Robin Speed Memorial Lecture

 

Speaker:  The Hon Walter Sofronoff KC on The Rule of Law in Australia

Mr Sofronoff KC was Solicitor-General of Queensland, and the President of the Queensland Court of Appeal and recently headed the Board of Enquiry into the Criminal Justice System in the ACT following the R v Lehrmann (Brittany Higgins) case.

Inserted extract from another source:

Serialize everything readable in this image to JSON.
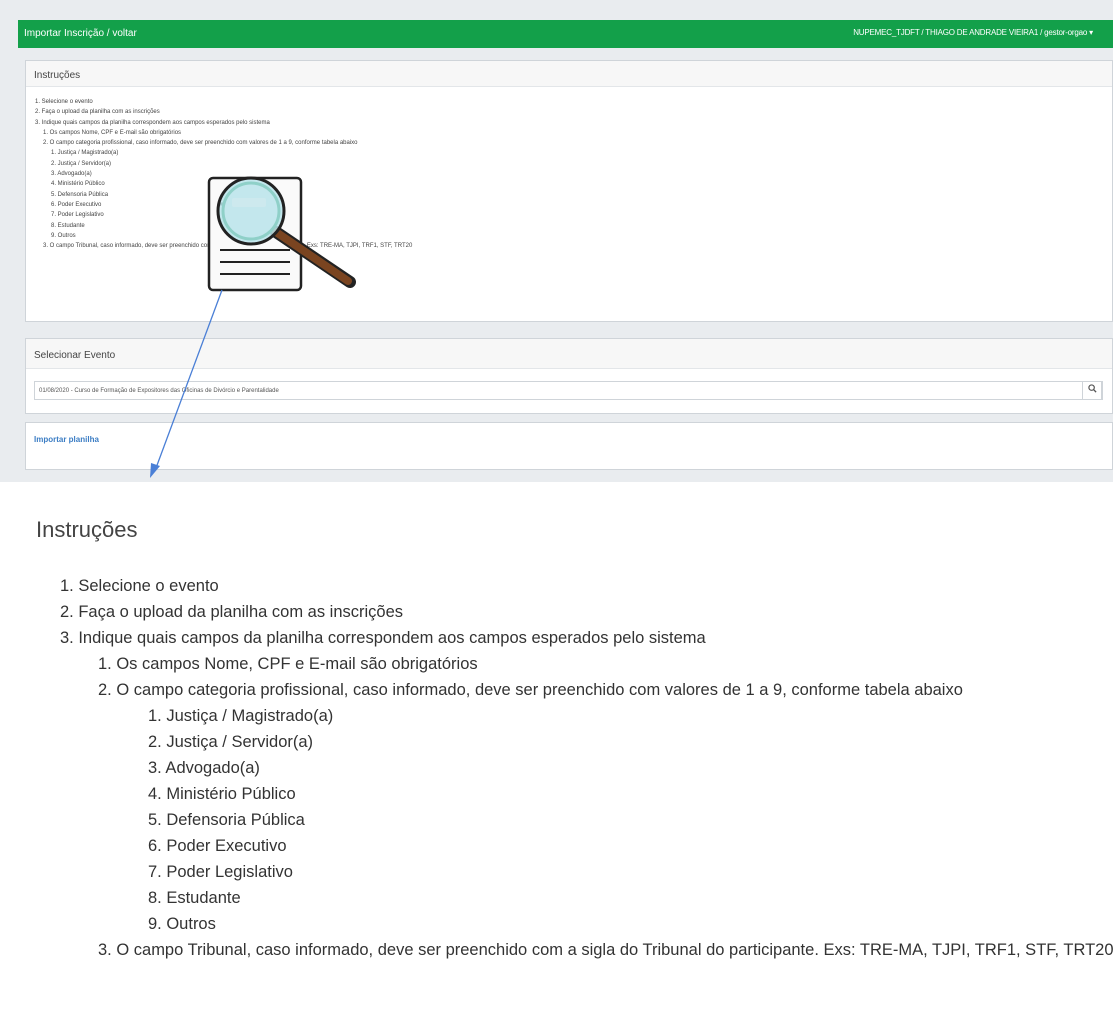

Mr Sofronoff KC is a very strong supporter of the rule of law. His father was a Cossack from Siberia who fled Russia in the 1930s. When he was sworn in as a President in 2017, he said in reference to his father

“My father and my mother knew and understood there was something that they would gain for themselves and their son, by coming here .. He would say there was order here. He had experienced order under tyranny – the kind you achieve by obedience. But what he wanted as a refugee, and what he found here, was order of a different kind. Of course, by order, he really meant the rule of law..

It’s an unshakeable willingness on the part of all of us to conform to these fundamentals, it is our inner convictions that cannot be shaken, which have resulted in Australia’s stable constitutional democracy.”

Date and Time:  Thursday 13 June at 6:00pm

Location: BETA, 238 Castlereagh Street, Sydney

Cost: $200

This event is proudly sponsored by Speed and Stracey Lawyers

This lecture is named in honour of the founder of Speed and Stracey Lawyers and the Rule of Law Education Centre, Robin Speed OAM, who passed away in February 2023.

The Robin Speed Memorial Lecture is held annually to coincide with the anniversary of the sealing of the Magna Carta on 15 June.

The purpose of this Lecture will be to provide an inspirational reminder of the contribution made by Robin Speed in promoting and protecting the rule of law in Australia. On establishing the Rule of Law Institute in 2010, Robin hoped “to encourage fellow Australians to stand up and challenge rule of law abuses. This can be done in all sorts of ways, small or large, like making submissions to the government, writing articles, speaking out publicly, attending conferences and working with the Rule of Law Association. The job cannot be left to the courts, where they have limited powers of intervention and any intervention may be too late.”